The Central Coast region of British Columbia is home to over 4,400 people – mostly First Nations groups – and features coastal temperate rainforests and pristine watersheds, rugged shorelines and steep mountainous terrain. It ranges from Bute Inlet in the south to Princess Royal Island in the north – including the coastal near-shore waters – and much of Tweedsmuir Park to the east.
The announcements mark the latest milestones in British Columbia’s 10-year land-use planning program, which seeks to place more responsibility for regional land-use planning in the hands of local communities and residents.
In creating the 96,458-hectare Spirit Bear protection area on Princess Royal Island, the government is protecting essential habitat for the Spirit Bear – a rare white subspecies of black bear – and recognizing the cultural significance of the area to the Kitasoo and Gitga’at First Nations.
“The area referred to as the Great Bear Rainforest is an icon of the unique environmental and cultural values British Columbia can share with the world,” said Premier Ujjal Dosanjh.
The British Columbia government also signed an agreement on interim measures and land-use planning with six First Nations groups. This protocol agreement covers an area ranging from Cape Caution in the south to the Alaska border, including Haida-Gwaii, with a population of about 80,000.
Other areas of agreement stemming from the coastal land-use process include:
- The designation of protection, operating and “option” areas, as well as special management zones for visual quality.

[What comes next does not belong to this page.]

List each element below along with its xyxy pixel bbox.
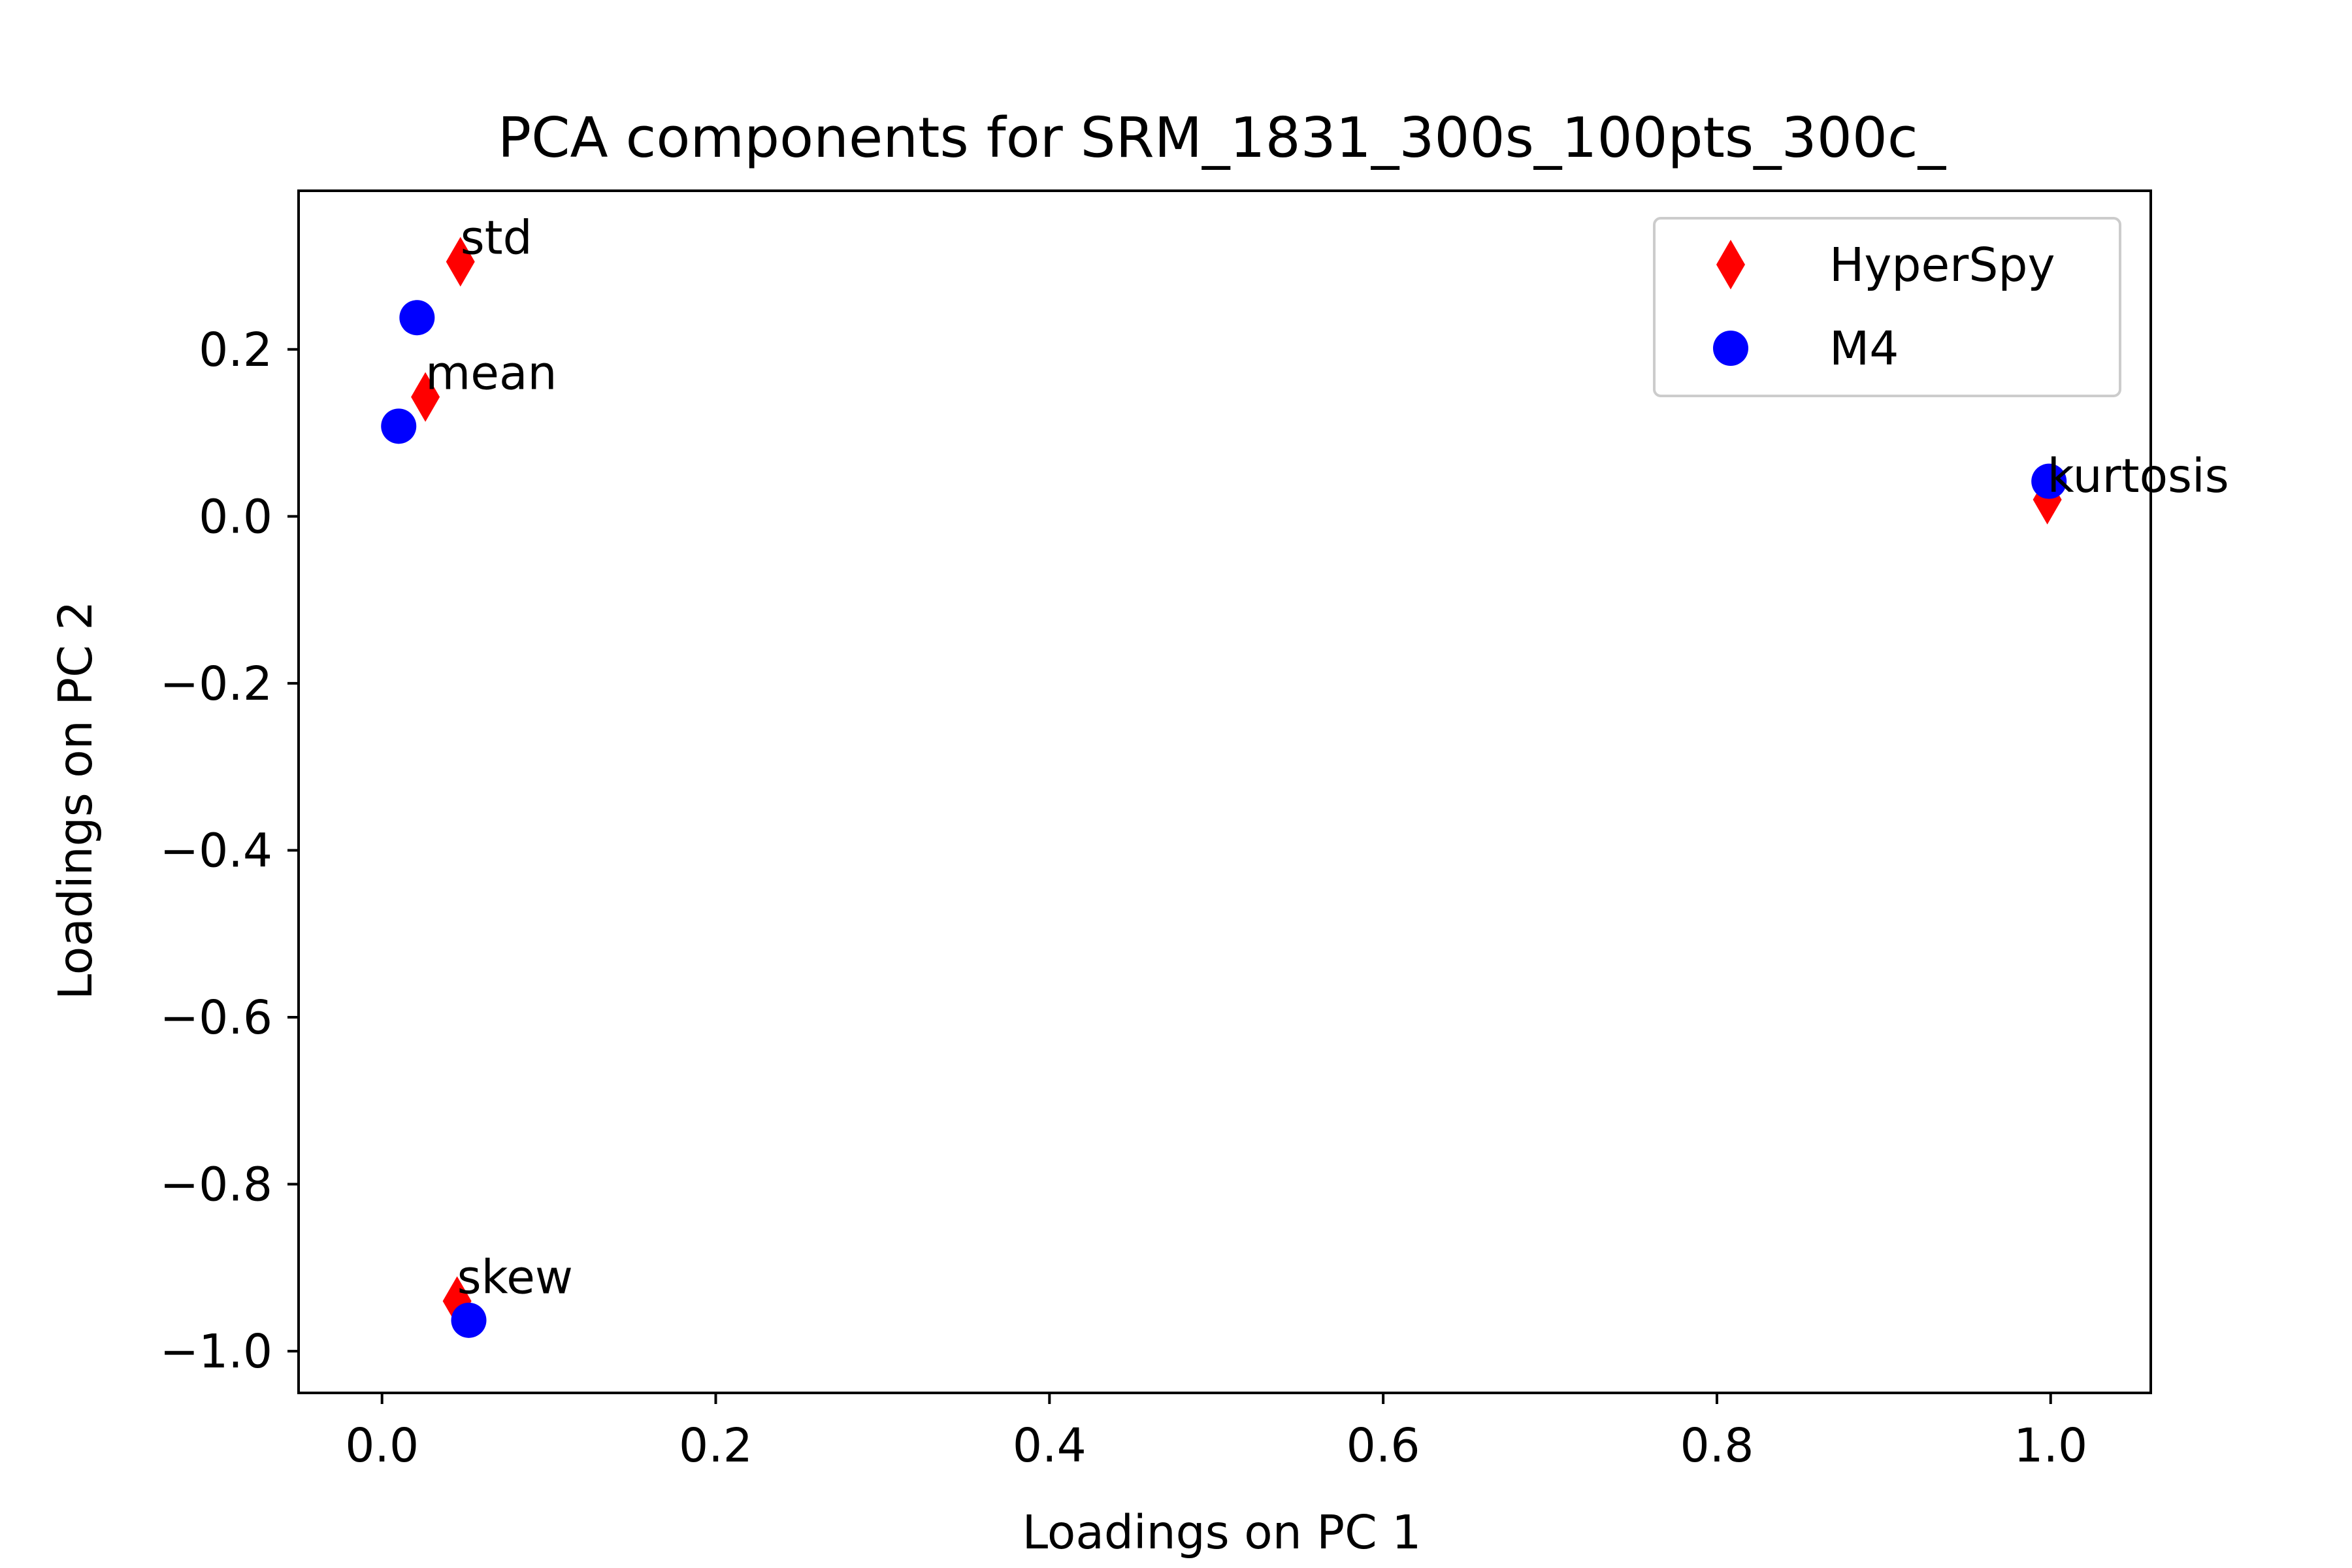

- Further implementation of so-called “ecosystem-based” logging in operating areas that seeks to encourage a viable future for forestry on the coast while ensuring the coexistence of healthy ecosystems and human communities. This principle has been agreed to by forest companies operating in the Central Coast region.
- While land-use planning continues, Forest Renewal BC will contribute $10 million for short-term mitigation. It is anticipated that government, the forest industry and the environmental community will share in the costs of longer-term community transition strategies.
- Creation of an independent information team to examine outstanding issues and make recommendations to the land-use planning tables. The team must consider ecological and socio-economic impacts.
Resolution of outstanding land-use issues and final boundaries will take between 12 and 24 months. Any final decisions by government in response to the final land-use recommendations will be made in consultation with First Nations.
Environmentalists, including David Suzuki and Greenpeace, hailed the announcement as a victory for wilderness advocates.